After retreating from the wholesale lending business in recent years, First Union Corp. is staging a dramatic comeback.

First-quarter mortgage originations at the Charlotte, N.C., banking company jumped 64% from a year earlier, to $1.6 billion, even as many lenders reported slumps.

The gain was caused mainly by a sharp rise in wholesale production, to $780 million. That was approaching the company's wholesale production for each of the previous two years combined. And, the company says, the growth has only begun.

"We have a very aggressive goal: to triple production within the wholesale division over the next three to five years," said James A. Wilson, First Union Mortgage's senior vice president of national wholesale lending. He joined First Union in November when it acquired Center Financial, a Connecticut thrift.

First Union is on pace to originate nearly $6.5 billion in mortgages this year - a level that would put it among the top 20 originators. Last year it was No. 32.

The company had been reducing its wholesale business in the last few years because of profitability problems, said Debra Warren, a First Union Mortgage senior vice president and head of residential lending. Wholesale production includes loans originated through a network of mortgage brokers and correspondents.

But First Union hopes it has learned from its mistakes. And rather than start a new wholesale division, it jumped back into the business through its acquisition of Center Financial.

"Our long-term intention was always to get back into wholesale," Ms. Warren says. "Strategically there was a good opportunity when we merged with Center Financial."

With that acquisition, First Union inherited Center Financial's successful wholesale lending division, which was led by Mr. Wilson. First Union retained the staff in the division's Waterbury, Conn., office, plus 11 regional wholesale offices that conduct business with over 1,500 brokers.

"First Union has done a good job of integrating the wholesale unit and keeping it intact," said Thomas C. Brown, formerly the chief executive officer of Center Financial's Centerbank Mortgage unit. Mr. Brown is now the senior vice president for national accounts at the PMI Group, a San Francisco-based mortgage insurer.
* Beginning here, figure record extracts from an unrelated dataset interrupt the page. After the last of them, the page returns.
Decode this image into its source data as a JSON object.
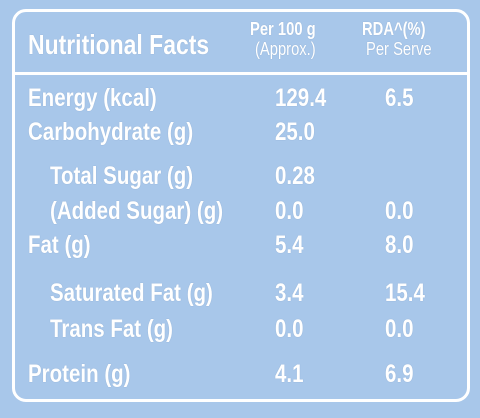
{
  "header": {
    "title": "Nutritional Facts",
    "col1": [
      "Per 100 g",
      "(Approx.)"
    ],
    "col2": [
      "RDA^(%)",
      "Per Serve"
    ]
  },
  "table": {
    "rows": [
      [
        "Energy (kcal)",
        "129.4",
        "6.5"
      ],
      [
        "Carbohydrate (g)",
        "25.0",
        null
      ],
      [
        "Total Sugar (g)",
        "0.28",
        null
      ],
      [
        "(Added Sugar) (g)",
        "0.0",
        "0.0"
      ],
      [
        "Fat (g)",
        "5.4",
        "8.0"
      ],
      [
        "Saturated Fat (g)",
        "3.4",
        "15.4"
      ],
      [
        "Trans Fat (g)",
        "0.0",
        "0.0"
      ],
      [
        "Protein (g)",
        "4.1",
        "6.9"
      ]
    ]
  }
}
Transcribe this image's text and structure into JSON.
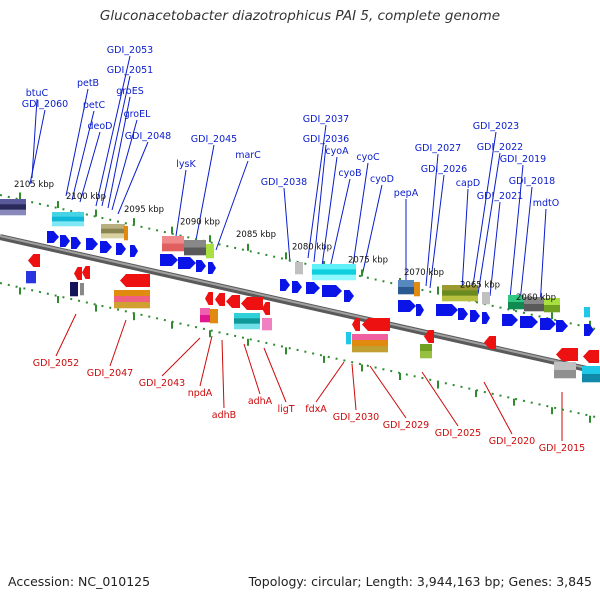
{
  "title": "Gluconacetobacter diazotrophicus PAI 5, complete genome",
  "footer": {
    "accession": "Accession: NC_010125",
    "summary": "Topology: circular; Length: 3,944,163 bp; Genes: 3,845"
  },
  "colors": {
    "top_label": "#0a1ccc",
    "bottom_label": "#cc0a0a",
    "forward_gene": "#0a14e6",
    "reverse_gene": "#ee1111",
    "backbone": "#777777",
    "ruler_tick": "#2e8b2e"
  },
  "kbp_ticks": [
    "2105 kbp",
    "2100 kbp",
    "2095 kbp",
    "2090 kbp",
    "2085 kbp",
    "2080 kbp",
    "2075 kbp",
    "2070 kbp",
    "2065 kbp",
    "2060 kbp"
  ],
  "top_labels": [
    "btuC",
    "GDI_2060",
    "petB",
    "petC",
    "deoD",
    "GDI_2053",
    "GDI_2051",
    "groES",
    "groEL",
    "GDI_2048",
    "GDI_2045",
    "lysK",
    "marC",
    "GDI_2038",
    "GDI_2037",
    "GDI_2036",
    "cyoA",
    "cyoB",
    "cyoC",
    "cyoD",
    "pepA",
    "GDI_2027",
    "GDI_2026",
    "capD",
    "GDI_2023",
    "GDI_2022",
    "GDI_2021",
    "GDI_2019",
    "GDI_2018",
    "mdtO"
  ],
  "bottom_labels": [
    "GDI_2052",
    "GDI_2047",
    "GDI_2043",
    "npdA",
    "adhB",
    "adhA",
    "ligT",
    "fdxA",
    "GDI_2030",
    "GDI_2029",
    "GDI_2025",
    "GDI_2020",
    "GDI_2015"
  ]
}
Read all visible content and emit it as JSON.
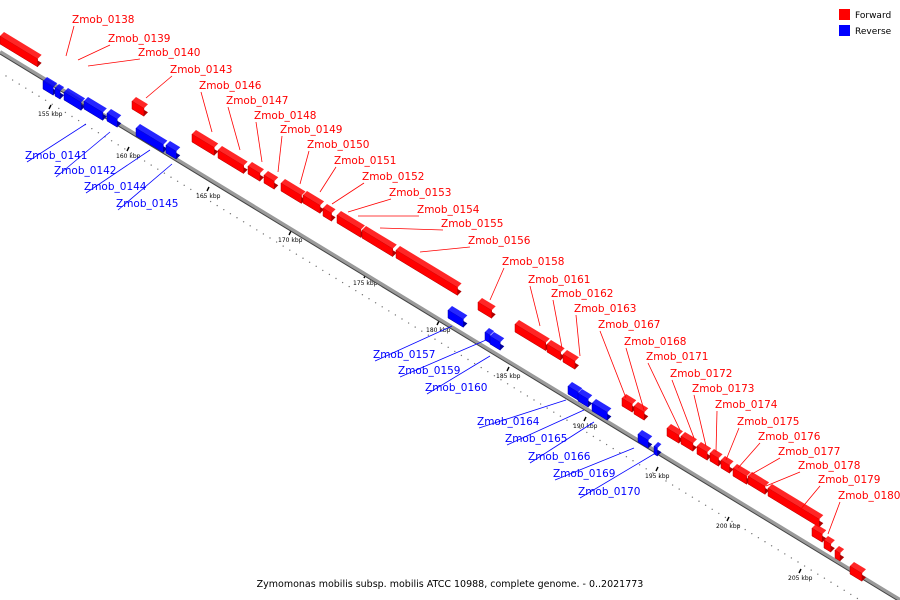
{
  "legend": {
    "forward": {
      "label": "Forward",
      "color": "#ff0000"
    },
    "reverse": {
      "label": "Reverse",
      "color": "#0000ff"
    }
  },
  "footer": "Zymomonas mobilis subsp. mobilis ATCC 10988, complete genome. - 0..2021773",
  "genome_range": "0..2021773",
  "ruler_ticks": [
    {
      "kbp": 155,
      "label": "155 kbp"
    },
    {
      "kbp": 160,
      "label": "160 kbp"
    },
    {
      "kbp": 165,
      "label": "165 kbp"
    },
    {
      "kbp": 170,
      "label": "170 kbp"
    },
    {
      "kbp": 175,
      "label": "175 kbp"
    },
    {
      "kbp": 180,
      "label": "180 kbp"
    },
    {
      "kbp": 185,
      "label": "185 kbp"
    },
    {
      "kbp": 190,
      "label": "190 kbp"
    },
    {
      "kbp": 195,
      "label": "195 kbp"
    },
    {
      "kbp": 200,
      "label": "200 kbp"
    },
    {
      "kbp": 205,
      "label": "205 kbp"
    }
  ],
  "genes": [
    {
      "id": "Zmob_0138",
      "strand": "forward"
    },
    {
      "id": "Zmob_0139",
      "strand": "forward"
    },
    {
      "id": "Zmob_0140",
      "strand": "forward"
    },
    {
      "id": "Zmob_0141",
      "strand": "reverse"
    },
    {
      "id": "Zmob_0142",
      "strand": "reverse"
    },
    {
      "id": "Zmob_0143",
      "strand": "forward"
    },
    {
      "id": "Zmob_0144",
      "strand": "reverse"
    },
    {
      "id": "Zmob_0145",
      "strand": "reverse"
    },
    {
      "id": "Zmob_0146",
      "strand": "forward"
    },
    {
      "id": "Zmob_0147",
      "strand": "forward"
    },
    {
      "id": "Zmob_0148",
      "strand": "forward"
    },
    {
      "id": "Zmob_0149",
      "strand": "forward"
    },
    {
      "id": "Zmob_0150",
      "strand": "forward"
    },
    {
      "id": "Zmob_0151",
      "strand": "forward"
    },
    {
      "id": "Zmob_0152",
      "strand": "forward"
    },
    {
      "id": "Zmob_0153",
      "strand": "forward"
    },
    {
      "id": "Zmob_0154",
      "strand": "forward"
    },
    {
      "id": "Zmob_0155",
      "strand": "forward"
    },
    {
      "id": "Zmob_0156",
      "strand": "forward"
    },
    {
      "id": "Zmob_0157",
      "strand": "reverse"
    },
    {
      "id": "Zmob_0158",
      "strand": "forward"
    },
    {
      "id": "Zmob_0159",
      "strand": "reverse"
    },
    {
      "id": "Zmob_0160",
      "strand": "reverse"
    },
    {
      "id": "Zmob_0161",
      "strand": "forward"
    },
    {
      "id": "Zmob_0162",
      "strand": "forward"
    },
    {
      "id": "Zmob_0163",
      "strand": "forward"
    },
    {
      "id": "Zmob_0164",
      "strand": "reverse"
    },
    {
      "id": "Zmob_0165",
      "strand": "reverse"
    },
    {
      "id": "Zmob_0166",
      "strand": "reverse"
    },
    {
      "id": "Zmob_0167",
      "strand": "forward"
    },
    {
      "id": "Zmob_0168",
      "strand": "forward"
    },
    {
      "id": "Zmob_0169",
      "strand": "reverse"
    },
    {
      "id": "Zmob_0170",
      "strand": "reverse"
    },
    {
      "id": "Zmob_0171",
      "strand": "forward"
    },
    {
      "id": "Zmob_0172",
      "strand": "forward"
    },
    {
      "id": "Zmob_0173",
      "strand": "forward"
    },
    {
      "id": "Zmob_0174",
      "strand": "forward"
    },
    {
      "id": "Zmob_0175",
      "strand": "forward"
    },
    {
      "id": "Zmob_0176",
      "strand": "forward"
    },
    {
      "id": "Zmob_0177",
      "strand": "forward"
    },
    {
      "id": "Zmob_0178",
      "strand": "forward"
    },
    {
      "id": "Zmob_0179",
      "strand": "forward"
    },
    {
      "id": "Zmob_0180",
      "strand": "forward"
    }
  ]
}
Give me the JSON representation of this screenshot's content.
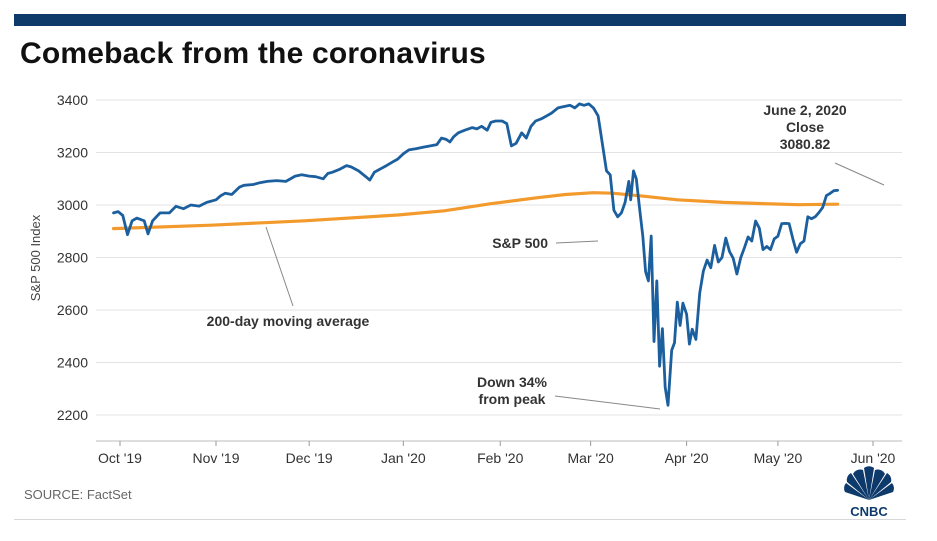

Mr. Wilson said that having First Union as a parent has given his operation a larger stable of products to offer consumers. The wholesale division is producing more jumbo loans and adjustable-rate mortgages than it had as part of Centerbank, Mr. Wilson said.

Although mortgage companies are attracted to wholesale operations because of relatively low costs, it is a highly competitive business.

"It is difficult to operate profitably as a wholesale lender since it is so price-competitive; you could wind up cutting your own throat," said Rick Cossano, executive vice president of wholesale lending for Countrywide Credit Industries, the nation's largest wholesale lender.

Observers said First Union's addition of a major wholesale operation shows that the company wants to build its servicing portfolio. This could not be done by relying solely on production from retail branches, they said.

"You have to find continuous sources of originations, beyond the network of any one bank," said Edward Furash, chairman of Furash & Co., a Washington-based consulting firm.

First Union Corp. clearly has not been as active as other large banks in mortgage.

While its home loan division is by no means small - it originated $4.4 billion in loans last year and had a servicing portfolio over $50 billion - it pales in comparison to the massive mortgage banking operations that Norwest Corp., Chase Manhattan Corp., and Fleet Financial Group have built in the last few years.